In January 2016, Little Mo attends her father Charlie's funeral off-screen, and avoids Kat, along with their other sisters. In September 2022, a grown-up Freddie (now played by Bobby Brazier), returns to Walford believing that Billy is his father. Billy goes along with Freddie's assumptions to spare him from heartache, until Billy's ex-wife Honey Mitchell (Emma Barton) phones Little Mo and urges her to tell Freddie the truth. Freddie is upset when Phil tells him that Billy is not his father. In August 2023, Freddie visits Little Mo off-screen after learning the truth about Graham and how the incident with her led to his birth. He confronts her for not telling him, resulting in a row between them. Little Mo is left devastated by the revelation that Freddie knows the truth about his father. Kat and Jean Slater (Gillian Wright) later visit her in Barnstaple to comfort her.

==Reception==
In 2002 readers of OK! magazine voted Little Mo as their "top TV character" of the year. For her portrayal of Little Mo, Ainsworth was nominated in the "Best Actress" category at the 2002 British Soap Awards. Ainsworth won two "Best Actress" awards at the Inside Soap Awards and TV Quick Awards. She won the "Most Popular Actress" award at the National Television Awards. While in 2005 she received another nomination for "Best Actress" at the British Soap Awards.
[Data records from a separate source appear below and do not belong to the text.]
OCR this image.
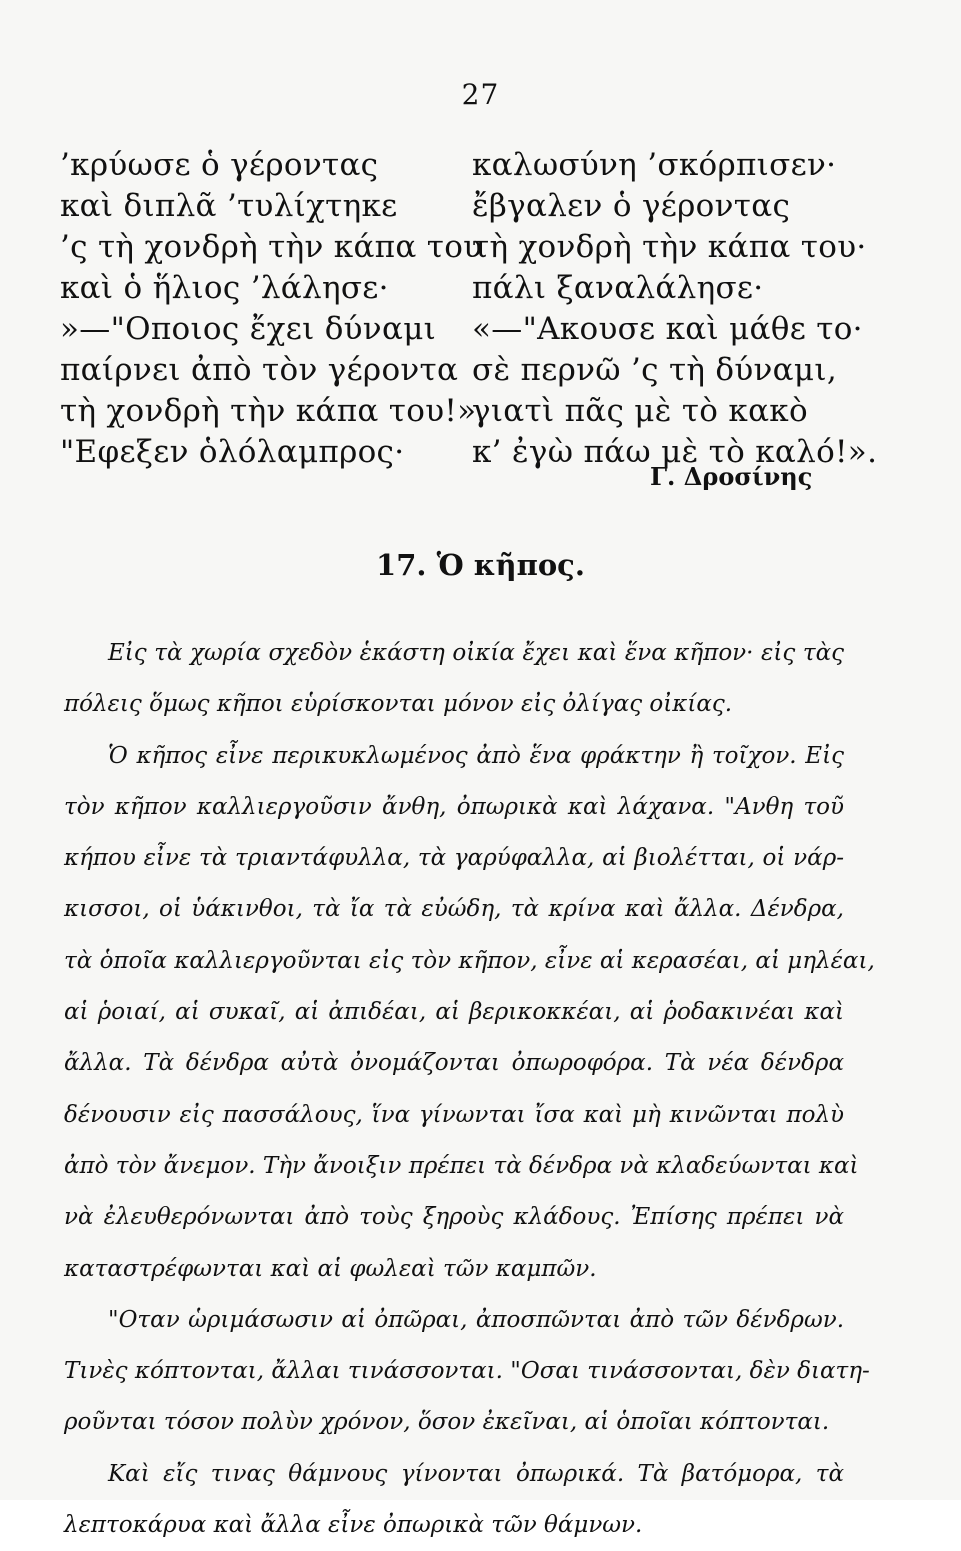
27
’κρύωσε ὁ γέροντας
καὶ διπλᾶ ’τυλίχτηκε
’ς τὴ χονδρὴ τὴν κάπα του
καὶ ὁ ἥλιος ’λάλησε·
»—"Οποιος ἔχει δύναμι
παίρνει ἀπὸ τὸν γέροντα
τὴ χονδρὴ τὴν κάπα του!».
"Εφεξεν ὁλόλαμπρος·
καλωσύνη ’σκόρπισεν·
ἔβγαλεν ὁ γέροντας
τὴ χονδρὴ τὴν κάπα του·
πάλι ξαναλάλησε·
«—"Ακουσε καὶ μάθε το·
σὲ περνῶ ’ς τὴ δύναμι,
γιατὶ πᾶς μὲ τὸ κακὸ
κ’ ἐγὼ πάω μὲ τὸ καλό!».
Γ. Δροσίνης
17. Ὁ κῆπος.
Εἰς τὰ χωρία σχεδὸν ἑκάστη οἰκία ἔχει καὶ ἕνα κῆπον· εἰς τὰς
πόλεις ὅμως κῆποι εὑρίσκονται μόνον εἰς ὀλίγας οἰκίας.
Ὁ κῆπος εἶνε περικυκλωμένος ἀπὸ ἕνα φράκτην ἢ τοῖχον. Εἰς
τὸν κῆπον καλλιεργοῦσιν ἄνθη, ὀπωρικὰ καὶ λάχανα. "Ανθη τοῦ
κήπου εἶνε τὰ τριαντάφυλλα, τὰ γαρύφαλλα, αἱ βιολέτται, οἱ νάρ-
κισσοι, οἱ ὑάκινθοι, τὰ ἴα τὰ εὐώδη, τὰ κρίνα καὶ ἄλλα. Δένδρα,
τὰ ὁποῖα καλλιεργοῦνται εἰς τὸν κῆπον, εἶνε αἱ κερασέαι, αἱ μηλέαι,
αἱ ῥοιαί, αἱ συκαῖ, αἱ ἀπιδέαι, αἱ βερικοκκέαι, αἱ ῥοδακινέαι καὶ
ἄλλα. Τὰ δένδρα αὐτὰ ὀνομάζονται ὀπωροφόρα. Τὰ νέα δένδρα
δένουσιν εἰς πασσάλους, ἵνα γίνωνται ἴσα καὶ μὴ κινῶνται πολὺ
ἀπὸ τὸν ἄνεμον. Τὴν ἄνοιξιν πρέπει τὰ δένδρα νὰ κλαδεύωνται καὶ
νὰ ἐλευθερόνωνται ἀπὸ τοὺς ξηροὺς κλάδους. Ἐπίσης πρέπει νὰ
καταστρέφωνται καὶ αἱ φωλεαὶ τῶν καμπῶν.
"Οταν ὡριμάσωσιν αἱ ὀπῶραι, ἀποσπῶνται ἀπὸ τῶν δένδρων.
Τινὲς κόπτονται, ἄλλαι τινάσσονται. "Οσαι τινάσσονται, δὲν διατη-
ροῦνται τόσον πολὺν χρόνον, ὅσον ἐκεῖναι, αἱ ὁποῖαι κόπτονται.
Καὶ εἴς τινας θάμνους γίνονται ὀπωρικά. Τὰ βατόμορα, τὰ
λεπτοκάρυα καὶ ἄλλα εἶνε ὀπωρικὰ τῶν θάμνων.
Further, Little Mo is featured on Virgin Media's compilation of the all-time 'catfights' and praised for daring to take on her volatile sister Kat. When the website compiled a list of the best-ever EastEnders moments, they chose Little Mo attacking Trevor with the iron, stating: "After years of abuse from her evil husband, viewers cheered when Little Mo finally put an end to their marriage." Entertainment website Digital Spy also chose the moment Mo hit Trevor with the iron as one of their best ever Eastenders moments. Little Mo was profiled in Karen Boyle's book "Media and violence: gendering the debates", which discussed her rape ordeal and her abuse by Trevor. Upon watching Little Mo's early appearances, a columnist for Soaplife said that she had "Kath's Cafe written all over her. Either that or she could share a market stall – and maybe more – with Mark."

In 2008, All About Soap included Little Mo and Trevor's domestic abuse plot in their list of "top ten taboo" storylines of all time. Their writer described it as one of the "taboos which have bravely been broken by soaps."